With state legislative redistricting, the 9th Congressional District redo election, and the state House’s budget veto override vote taking all the attention last week, it is easy to forget that the General Assembly still has not passed absentee ballot reform legislation. This despite the need to combat ballot harvesting, which is much more widespread in North Carolina than the weak official response to it would indicate.
The good news is that both chambers have passed versions of absentee ballot reform. The bill, SB 683, is sponsored by Senators Warren Daniel (R – Avery, Burke, Caldwell), Floyd B. McKissick, Jr. (D – Durham), and Ralph Hise (R – Madison, McDowell, Mitchell, Polk, Rutherford, Yancey). One version passed the Senate 49-0 while another version passed the House 112-1, an indication of the bill’s broad bipartisan support.
The General Assembly will likely get to reconciling the different versions of the bill soon, so this is a good time to see how the latest version of the bill (version 6) compares with the version I reviewed in early July (version 2). Below are some of the more significant differences between the two versions of the bill, along with my assessment of whether the change is a step forward or back.
Absentee ballot reform
- The earlier version made absentee ballot requests confidential until the voter had voted. The latest version makes absentee ballot requests a public record, as they are currently. (While there is value in being able to see the record of absentee ballot requests, this is a step backwards for allowing ballot harvesters a chance to get to those who have made absentee ballot requests.)
- The earlier version stopped the use of standardized forms. The latest version brings back standardized forms but requires that they be created by the State Board of Elections (in theory, eliminating the mass copying of forms by ballot harvesters) and states that they can only be delivered to the county board of elections by the voter, a near relative or guardian of the voter, or a member of multipartisan team as designated by the county board of elections. (This is not really a step backwards given how difficult it would be for many citizens to know every piece of information they would need to an absentee ballot request.) However…
- The latest version states that requests delivered through the US Postal Service or a “designated delivery service” shall be valid. (This is a step backwards. While I can appreciate the desire to keep the absentee-by-mail process as expedient as possible, this provision gives ballot harvesters a new route to submit massive amounts of absentee ballot requests (the first step in the ballot harvesting process) through the mail. If this version of the bill passes, local activists should look for spikes in the number of mailed-in absentee ballot requests as a red flag that their is a ballot harvesting operation going on in their county.)
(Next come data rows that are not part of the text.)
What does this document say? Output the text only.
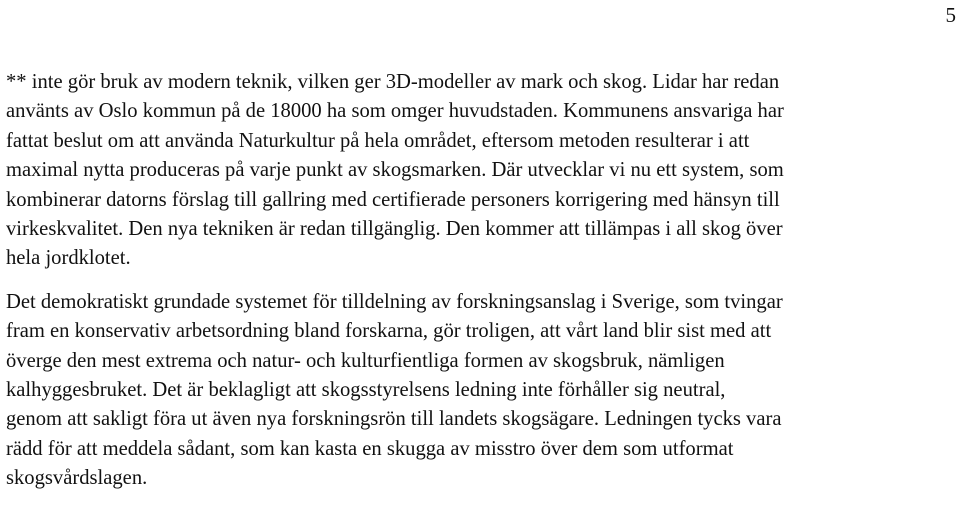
5

** inte gör bruk av modern teknik, vilken ger 3D-modeller av mark och skog. Lidar har redan
använts av Oslo kommun på de 18000 ha som omger huvudstaden. Kommunens ansvariga har
fattat beslut om att använda Naturkultur på hela området, eftersom metoden resulterar i att
maximal nytta produceras på varje punkt av skogsmarken. Där utvecklar vi nu ett system, som
kombinerar datorns förslag till gallring med certifierade personers korrigering med hänsyn till
virkeskvalitet. Den nya tekniken är redan tillgänglig. Den kommer att tillämpas i all skog över
hela jordklotet.

Det demokratiskt grundade systemet för tilldelning av forskningsanslag i Sverige, som tvingar
fram en konservativ arbetsordning bland forskarna, gör troligen, att vårt land blir sist med att
överge den mest extrema och natur- och kulturfientliga formen av skogsbruk, nämligen
kalhyggesbruket. Det är beklagligt att skogsstyrelsens ledning inte förhåller sig neutral,
genom att sakligt föra ut även nya forskningsrön till landets skogsägare. Ledningen tycks vara
rädd för att meddela sådant, som kan kasta en skugga av misstro över dem som utformat
skogsvårdslagen.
- Requires those who cannot send a copy of an acceptable ID with their absentee ballot request to submit either their NC drivers license number, their voter ID number, or the last four digits of their social security number. (This is a step forwards.)
- Prohibits the display of a voter’s party affiliation on the outside of their ballot container envelope. (This is a small but obvious step forwards.)
- Increased the penalty for trying to sell an absentee ballot or ballot request, buy an absentee ballot or request, or pay someone based on the number of absentee ballot request forms returned to the county board of elections from a misdemeanor to a felony. (This is a step forwards.)
Early voting
- As with the earlier version of the bill the latest version reintroduces early voting on the last Saturday before election day. However, it mandates a closing time of no later than 2:00 PM (instead of 1:00 PM as in the earlier version) and eliminates the option for county boards to keep early voting going until 5:00 PM on the last Saturday. (Meh.)
- The latest version of the bill also instructs the State Board of Elections to consider whether a local early voting plan “disproportionately favors any party, racial or ethnic group, or candidate” before they approve it. This and the requirement that counties keep all early voting locations open for the same hours are an attempt to stop the “gerrymandering” of early voting. (I don’t know how much of an impact this would have, but it is a step forwards as far as it goes.)
The latest version also has an unrelated section allowing county boards to approve the continued use of direct record electronic (touchscreen) voting systems through 2020 after testing them in a simulated election.
Either version of SB 683 would be a great improvement over current law, but legislators should selectively keep some of the changes to the bill while bringing back some parts of the bill have been changed or removed.